= Short Hills Bench =

Viticultural area of the niagara peninsula

The Short Hills Bench is a sub-appellation of the Niagara Peninsula viticultural area in Ontario, Canada. It is located within the Niagara Escarpment regional appellation, south of St. Catharines.

==Flora and fauna==
A Carolinian Climatic Zone, the Short Hills Bench has been acknowledged for its unique soils, topography and climate by the governing body of wine production, the Vintners Quality Alliance Ontario (VQA) and by the United Nations as part of a UNESCO World Biosphere Reserve within the Niagara Escarpment. The region supports flora from black walnut trees, paw-paws, willows, tulip trees and conifers to fauna including possums, coyotes, wild turkeys, and white-tailed deer.

==The lay of the land==
The Short Hills Bench forms a shelf of land jutting out of the Niagara Escarpment midway up and bounded to the east by a valley of “short hills” carved by small creeks. This valley, now the Short Hills Provincial Park, was the original pre-glacial course of the Niagara River and site of an ancient rendition of Niagara Falls. The Short Hills Provincial Park is the headwaters of the 12 Mile Creek which flows north to Lake Ontario. To the south and west the Short Hills Bench is bounded by the dolomite capped rock-face of the Niagara Escarpment while its northern boundary is an open plain that ends at the top of a series of steps leading to Lake Ontario.

==The soils and terroir==
The Short Hills Bench is a shale and limestone basin, 30 – 40 ft of glacial clay and silt and a 1 – 2 ft mixture of clay-mixed top soil. Air and water flows to the east and the north but the area's wine-grape growers are required to under-drain their vineyards to remove excess moisture from the slow drying clay. This same clay limits the vines’ ability to produce large crops. It is typical for vines to produce small yields of tiny berries with high concentrations of sugars, acids, minerals and other flavour compounds. Still, the non-uniform glacially deposited soils do contain different minerals at different depths and locations. This results in wines with flavours unique to each parcel of land, particularly as the vines grow older, sending their roots deeper into soils.

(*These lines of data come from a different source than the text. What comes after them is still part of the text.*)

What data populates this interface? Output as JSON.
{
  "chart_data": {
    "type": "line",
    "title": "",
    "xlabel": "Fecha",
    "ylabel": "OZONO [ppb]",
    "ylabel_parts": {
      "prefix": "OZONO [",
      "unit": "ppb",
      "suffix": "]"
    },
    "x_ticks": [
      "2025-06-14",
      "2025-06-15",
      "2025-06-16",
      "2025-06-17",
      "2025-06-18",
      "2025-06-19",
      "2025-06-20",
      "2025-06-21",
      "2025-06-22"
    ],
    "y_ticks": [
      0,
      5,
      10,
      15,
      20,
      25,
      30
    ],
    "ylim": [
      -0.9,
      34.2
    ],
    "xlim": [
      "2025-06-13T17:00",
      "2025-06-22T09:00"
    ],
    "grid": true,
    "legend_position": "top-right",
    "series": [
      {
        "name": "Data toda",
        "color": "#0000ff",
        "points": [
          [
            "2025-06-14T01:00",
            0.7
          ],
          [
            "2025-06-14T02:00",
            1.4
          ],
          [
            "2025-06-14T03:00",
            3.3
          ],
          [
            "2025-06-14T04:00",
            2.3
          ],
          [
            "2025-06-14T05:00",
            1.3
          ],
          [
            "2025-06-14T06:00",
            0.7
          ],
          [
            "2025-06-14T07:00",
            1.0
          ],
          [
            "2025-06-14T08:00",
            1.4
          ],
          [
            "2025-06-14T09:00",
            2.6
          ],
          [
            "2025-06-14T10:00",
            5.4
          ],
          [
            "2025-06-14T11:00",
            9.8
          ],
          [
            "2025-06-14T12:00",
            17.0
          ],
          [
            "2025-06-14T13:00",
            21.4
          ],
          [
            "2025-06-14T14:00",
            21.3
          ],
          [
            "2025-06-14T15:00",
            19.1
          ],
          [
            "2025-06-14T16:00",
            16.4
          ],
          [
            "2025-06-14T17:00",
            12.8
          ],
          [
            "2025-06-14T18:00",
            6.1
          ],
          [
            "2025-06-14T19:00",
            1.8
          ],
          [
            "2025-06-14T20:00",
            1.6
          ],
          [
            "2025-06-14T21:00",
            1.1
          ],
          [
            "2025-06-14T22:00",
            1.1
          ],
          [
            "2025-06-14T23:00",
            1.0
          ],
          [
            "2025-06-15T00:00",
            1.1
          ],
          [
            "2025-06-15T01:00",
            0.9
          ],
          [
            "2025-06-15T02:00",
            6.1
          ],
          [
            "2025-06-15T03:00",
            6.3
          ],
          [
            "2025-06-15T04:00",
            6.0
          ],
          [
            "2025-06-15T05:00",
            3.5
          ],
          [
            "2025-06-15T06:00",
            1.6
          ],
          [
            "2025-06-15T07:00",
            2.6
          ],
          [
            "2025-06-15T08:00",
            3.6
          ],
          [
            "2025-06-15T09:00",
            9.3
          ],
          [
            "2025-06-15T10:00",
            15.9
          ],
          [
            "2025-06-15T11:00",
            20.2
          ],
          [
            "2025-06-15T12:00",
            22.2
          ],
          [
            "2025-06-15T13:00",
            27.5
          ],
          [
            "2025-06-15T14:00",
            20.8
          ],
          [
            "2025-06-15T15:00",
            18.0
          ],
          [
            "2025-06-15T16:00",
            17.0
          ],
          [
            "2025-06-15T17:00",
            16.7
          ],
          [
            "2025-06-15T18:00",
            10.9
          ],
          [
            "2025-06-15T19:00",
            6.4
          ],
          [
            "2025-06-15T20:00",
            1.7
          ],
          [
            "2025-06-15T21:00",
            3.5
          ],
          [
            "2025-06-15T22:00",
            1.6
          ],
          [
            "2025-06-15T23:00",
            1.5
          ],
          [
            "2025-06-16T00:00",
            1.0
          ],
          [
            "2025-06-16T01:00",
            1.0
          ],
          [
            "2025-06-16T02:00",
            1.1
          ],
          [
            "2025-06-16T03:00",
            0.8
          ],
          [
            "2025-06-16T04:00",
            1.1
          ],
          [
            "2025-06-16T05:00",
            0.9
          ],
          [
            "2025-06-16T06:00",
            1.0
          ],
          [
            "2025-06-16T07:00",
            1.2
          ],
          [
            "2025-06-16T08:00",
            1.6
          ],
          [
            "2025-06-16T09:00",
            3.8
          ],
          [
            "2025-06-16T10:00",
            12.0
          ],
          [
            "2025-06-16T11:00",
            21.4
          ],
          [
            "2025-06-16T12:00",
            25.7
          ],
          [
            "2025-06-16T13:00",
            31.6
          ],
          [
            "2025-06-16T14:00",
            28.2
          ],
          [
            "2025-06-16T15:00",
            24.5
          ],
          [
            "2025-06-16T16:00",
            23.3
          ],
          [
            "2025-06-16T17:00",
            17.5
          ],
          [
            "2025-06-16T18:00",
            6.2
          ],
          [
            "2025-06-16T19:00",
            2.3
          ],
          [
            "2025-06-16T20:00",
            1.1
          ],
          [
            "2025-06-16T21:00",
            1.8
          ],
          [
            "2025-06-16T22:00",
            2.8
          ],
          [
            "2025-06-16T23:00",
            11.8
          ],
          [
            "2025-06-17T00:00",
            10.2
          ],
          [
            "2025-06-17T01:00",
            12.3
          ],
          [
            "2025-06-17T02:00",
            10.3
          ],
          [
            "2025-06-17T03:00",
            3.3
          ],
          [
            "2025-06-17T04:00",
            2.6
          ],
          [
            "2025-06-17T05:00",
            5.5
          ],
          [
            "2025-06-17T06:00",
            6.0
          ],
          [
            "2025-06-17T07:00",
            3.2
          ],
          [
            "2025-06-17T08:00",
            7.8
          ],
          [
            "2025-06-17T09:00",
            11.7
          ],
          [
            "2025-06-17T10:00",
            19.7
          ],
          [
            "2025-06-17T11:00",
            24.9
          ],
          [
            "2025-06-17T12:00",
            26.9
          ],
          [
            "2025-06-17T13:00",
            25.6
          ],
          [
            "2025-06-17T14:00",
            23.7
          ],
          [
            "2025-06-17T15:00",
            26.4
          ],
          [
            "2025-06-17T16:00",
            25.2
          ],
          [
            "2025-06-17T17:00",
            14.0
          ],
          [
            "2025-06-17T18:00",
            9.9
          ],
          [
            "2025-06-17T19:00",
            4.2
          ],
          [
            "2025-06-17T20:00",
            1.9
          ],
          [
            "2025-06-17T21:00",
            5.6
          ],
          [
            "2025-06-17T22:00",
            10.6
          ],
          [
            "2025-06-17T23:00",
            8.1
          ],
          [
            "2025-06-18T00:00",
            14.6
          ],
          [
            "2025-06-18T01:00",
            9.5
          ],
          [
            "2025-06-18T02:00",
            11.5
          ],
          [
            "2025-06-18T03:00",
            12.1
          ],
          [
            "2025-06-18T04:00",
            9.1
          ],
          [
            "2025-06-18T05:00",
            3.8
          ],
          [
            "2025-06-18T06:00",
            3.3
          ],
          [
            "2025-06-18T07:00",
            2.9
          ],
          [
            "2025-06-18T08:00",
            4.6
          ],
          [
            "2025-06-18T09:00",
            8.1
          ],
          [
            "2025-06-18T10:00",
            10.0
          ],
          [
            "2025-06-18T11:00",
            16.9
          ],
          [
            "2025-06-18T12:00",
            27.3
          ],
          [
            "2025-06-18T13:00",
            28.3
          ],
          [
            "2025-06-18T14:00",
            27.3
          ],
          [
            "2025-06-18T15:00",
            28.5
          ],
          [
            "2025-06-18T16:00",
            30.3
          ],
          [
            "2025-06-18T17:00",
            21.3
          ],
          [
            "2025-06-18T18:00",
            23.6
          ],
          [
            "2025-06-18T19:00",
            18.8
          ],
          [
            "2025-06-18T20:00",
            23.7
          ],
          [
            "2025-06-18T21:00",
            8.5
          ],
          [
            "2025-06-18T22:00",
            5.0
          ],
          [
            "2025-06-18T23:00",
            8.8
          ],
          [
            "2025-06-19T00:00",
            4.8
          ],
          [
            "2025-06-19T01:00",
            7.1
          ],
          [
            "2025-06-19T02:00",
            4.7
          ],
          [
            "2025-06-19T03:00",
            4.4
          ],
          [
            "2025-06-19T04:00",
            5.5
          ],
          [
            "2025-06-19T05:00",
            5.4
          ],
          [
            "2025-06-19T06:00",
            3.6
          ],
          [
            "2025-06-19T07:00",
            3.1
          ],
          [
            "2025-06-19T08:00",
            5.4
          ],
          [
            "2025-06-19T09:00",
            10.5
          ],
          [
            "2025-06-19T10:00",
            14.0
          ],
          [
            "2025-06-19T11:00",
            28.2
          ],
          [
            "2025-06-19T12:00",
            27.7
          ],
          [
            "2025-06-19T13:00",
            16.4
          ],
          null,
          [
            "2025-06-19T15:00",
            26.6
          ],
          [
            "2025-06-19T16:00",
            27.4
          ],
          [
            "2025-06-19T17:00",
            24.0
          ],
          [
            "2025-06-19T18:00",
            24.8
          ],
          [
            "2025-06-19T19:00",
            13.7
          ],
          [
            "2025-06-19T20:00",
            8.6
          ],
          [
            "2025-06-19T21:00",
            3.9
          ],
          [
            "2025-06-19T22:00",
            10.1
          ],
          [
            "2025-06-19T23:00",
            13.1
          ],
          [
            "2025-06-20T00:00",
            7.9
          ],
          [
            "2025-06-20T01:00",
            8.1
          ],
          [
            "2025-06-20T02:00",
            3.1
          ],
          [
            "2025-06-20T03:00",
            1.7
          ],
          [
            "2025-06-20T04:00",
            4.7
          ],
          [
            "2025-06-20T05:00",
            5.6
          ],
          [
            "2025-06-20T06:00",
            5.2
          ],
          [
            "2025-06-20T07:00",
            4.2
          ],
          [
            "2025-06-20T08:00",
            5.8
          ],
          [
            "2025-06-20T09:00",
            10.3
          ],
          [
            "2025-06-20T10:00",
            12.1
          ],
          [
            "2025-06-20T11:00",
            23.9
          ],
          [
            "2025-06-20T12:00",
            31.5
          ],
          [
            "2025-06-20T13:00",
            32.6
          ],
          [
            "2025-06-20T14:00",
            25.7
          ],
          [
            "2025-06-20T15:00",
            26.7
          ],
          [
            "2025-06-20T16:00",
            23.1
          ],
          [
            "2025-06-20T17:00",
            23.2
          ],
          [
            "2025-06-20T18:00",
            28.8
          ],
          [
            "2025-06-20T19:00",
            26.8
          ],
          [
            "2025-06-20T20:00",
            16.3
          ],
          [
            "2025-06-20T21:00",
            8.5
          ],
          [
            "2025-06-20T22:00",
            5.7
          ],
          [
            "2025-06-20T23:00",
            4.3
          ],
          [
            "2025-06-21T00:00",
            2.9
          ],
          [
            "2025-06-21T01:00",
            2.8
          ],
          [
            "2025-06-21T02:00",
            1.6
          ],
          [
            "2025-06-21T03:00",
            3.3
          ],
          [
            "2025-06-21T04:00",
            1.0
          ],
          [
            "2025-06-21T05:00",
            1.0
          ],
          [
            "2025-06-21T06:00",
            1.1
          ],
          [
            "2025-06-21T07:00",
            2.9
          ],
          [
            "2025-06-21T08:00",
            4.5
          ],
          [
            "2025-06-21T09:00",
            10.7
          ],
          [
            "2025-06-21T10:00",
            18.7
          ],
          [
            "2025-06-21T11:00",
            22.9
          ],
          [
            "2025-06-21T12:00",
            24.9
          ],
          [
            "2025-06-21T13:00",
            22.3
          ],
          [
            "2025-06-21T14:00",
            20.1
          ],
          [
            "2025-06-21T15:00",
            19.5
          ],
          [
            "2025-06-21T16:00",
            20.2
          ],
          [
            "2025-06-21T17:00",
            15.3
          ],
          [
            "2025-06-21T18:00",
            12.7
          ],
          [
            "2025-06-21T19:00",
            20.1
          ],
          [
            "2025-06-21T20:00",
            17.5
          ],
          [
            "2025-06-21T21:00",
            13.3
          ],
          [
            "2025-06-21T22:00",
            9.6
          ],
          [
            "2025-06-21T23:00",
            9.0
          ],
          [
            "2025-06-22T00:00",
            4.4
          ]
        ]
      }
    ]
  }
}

==The meso-climate and terroir==
A high proportion of the Niagara Peninsula's south and south-east facing slopes are located in the Short Hills Bench. Fruit grown on these slopes have intense sun-exposure and hence high ripeness relative to fruit grown elsewhere in the Niagara region. The ground warms quickly in the morning, due in part to the relatively high altitude (above the cooler lake winds of summer) and in part to the distance south of Lake Ontario. This is a benefit to the vines as it stimulates them to photosynthesize, essentially “waking them” early in the day and “putting them to bed” later in the evening. The region gets some of the longest daily and seasonal growing time in the overall short but intense season.

During the winter it is the relatively high elevation of the Short Hills Bench which allows it to benefit from rising warm air currents blowing south off Lake Ontario, in much the same way as the lower lying coastal sub-appellations do. This warm air has a moderating effect on the mesoclimate, protecting the tender buds from potentially damaging frosts.

==Key wine producers==
Fruit from this region is sourced by many wineries in Niagara and Ontario. As of 2007 two wineries call this sub-appellation home, Henry of Pelham Winery and Hernder Estate Winery. A large Burgundian house recently planted a 40 acre site adjacent to the Short Hills provincial park.